Central limit theorem effect of number of samples vs sample size

lken

New Member
#1
Hey guys,

For an assignment I've been asked to investigate the CLT when sampling from different distributions using different sample sizes. Do to this in R, I've created histograms of the binomial, poisson, and uniform distribution each with 10, 100, 1000 samples of sample sizes of 10, 20, 50,and 100 (with a long-winded code that am also going to try to fix up at a later data).
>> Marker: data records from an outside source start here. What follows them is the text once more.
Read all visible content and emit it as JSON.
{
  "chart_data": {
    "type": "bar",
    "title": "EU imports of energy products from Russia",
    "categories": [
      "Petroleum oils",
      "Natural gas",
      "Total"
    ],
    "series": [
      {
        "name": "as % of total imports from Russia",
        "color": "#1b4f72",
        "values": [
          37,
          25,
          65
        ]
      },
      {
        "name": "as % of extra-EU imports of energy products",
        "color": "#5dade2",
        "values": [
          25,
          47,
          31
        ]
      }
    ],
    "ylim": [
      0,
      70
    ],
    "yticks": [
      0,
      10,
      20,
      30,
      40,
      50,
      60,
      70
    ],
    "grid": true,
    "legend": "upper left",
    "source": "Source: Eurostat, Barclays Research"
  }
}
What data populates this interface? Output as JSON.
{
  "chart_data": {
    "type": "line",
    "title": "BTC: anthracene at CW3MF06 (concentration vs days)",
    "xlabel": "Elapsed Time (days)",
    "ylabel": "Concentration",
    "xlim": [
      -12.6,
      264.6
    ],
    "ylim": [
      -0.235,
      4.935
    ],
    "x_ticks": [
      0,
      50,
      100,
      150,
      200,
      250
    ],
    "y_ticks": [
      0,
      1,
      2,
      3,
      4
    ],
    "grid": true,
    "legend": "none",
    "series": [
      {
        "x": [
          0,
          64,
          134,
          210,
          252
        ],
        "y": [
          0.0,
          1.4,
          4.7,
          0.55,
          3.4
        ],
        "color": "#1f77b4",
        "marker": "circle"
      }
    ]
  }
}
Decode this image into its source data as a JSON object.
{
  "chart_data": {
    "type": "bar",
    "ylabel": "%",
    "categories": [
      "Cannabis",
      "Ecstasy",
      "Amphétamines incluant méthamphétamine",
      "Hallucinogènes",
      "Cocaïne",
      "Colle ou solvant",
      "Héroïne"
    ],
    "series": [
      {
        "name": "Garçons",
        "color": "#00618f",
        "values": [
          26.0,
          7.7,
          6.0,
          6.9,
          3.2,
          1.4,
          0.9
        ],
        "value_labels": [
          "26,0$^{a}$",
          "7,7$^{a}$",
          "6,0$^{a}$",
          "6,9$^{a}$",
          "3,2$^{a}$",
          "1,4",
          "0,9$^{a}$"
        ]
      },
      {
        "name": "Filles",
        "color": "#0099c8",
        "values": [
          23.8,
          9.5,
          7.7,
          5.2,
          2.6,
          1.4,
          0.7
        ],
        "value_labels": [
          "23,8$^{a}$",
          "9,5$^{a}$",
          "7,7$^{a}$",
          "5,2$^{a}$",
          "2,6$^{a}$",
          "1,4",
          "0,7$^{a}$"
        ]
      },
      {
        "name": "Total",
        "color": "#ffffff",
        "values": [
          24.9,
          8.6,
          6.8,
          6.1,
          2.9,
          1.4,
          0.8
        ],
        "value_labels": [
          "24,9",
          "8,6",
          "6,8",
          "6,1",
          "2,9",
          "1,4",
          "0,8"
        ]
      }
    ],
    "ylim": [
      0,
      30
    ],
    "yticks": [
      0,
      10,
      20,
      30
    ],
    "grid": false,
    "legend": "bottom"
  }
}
As I understand, as sample size increases, the distribution of means approximates a normal distribution. I can see this clearly in my histograms when I increase the number of samples (or the number of replicates of 10, 20, 50, and 100 that I take), but not when I increase the sample sizes. Increasing the sample sizes from 10 to 50, for example, does not seem to bring in the tails of the distribution or approximate the normal distribution any further. My guess was that increasing both sample size and replicates helped increase the tendency towards meeting the CLT. Am I missing something?

Thanks,
lken
 

Dragan

Super Moderator
#2
Well, no, you're not really missing anything.

However, understand that how quickly the convergence to the normal approximation is based on the underlying distribution that is being sampled from to compute the sample means - for any particular sample size.

Keep in mind, that if I draw 2 million pseudo-random deviates from a Student t-distribution with 25 degrees of freedom, that the histogram will look like a normal distribution - but the most used traditional tests used to test for normality e.g.,Kolmogrov-Smirnov, Shapiro-Wilks, Anderson-Darlington will reject a null hypothesis assuming normality at a 0.05 level.
 

lken

New Member
#3
So if the underlying distribution is more normal (ei a uniform distribution), the means will approximate a normal distribution faster than if I take it from a poisson distribution. So taking replicates from small sample size from a poisson distribution may not approximate normal, and increasing that sample size to 50 or 100 may still not be large enough to approximate normal until you replicate it a large number of times. I think it's becoming a bit less vague. Thanks for your help!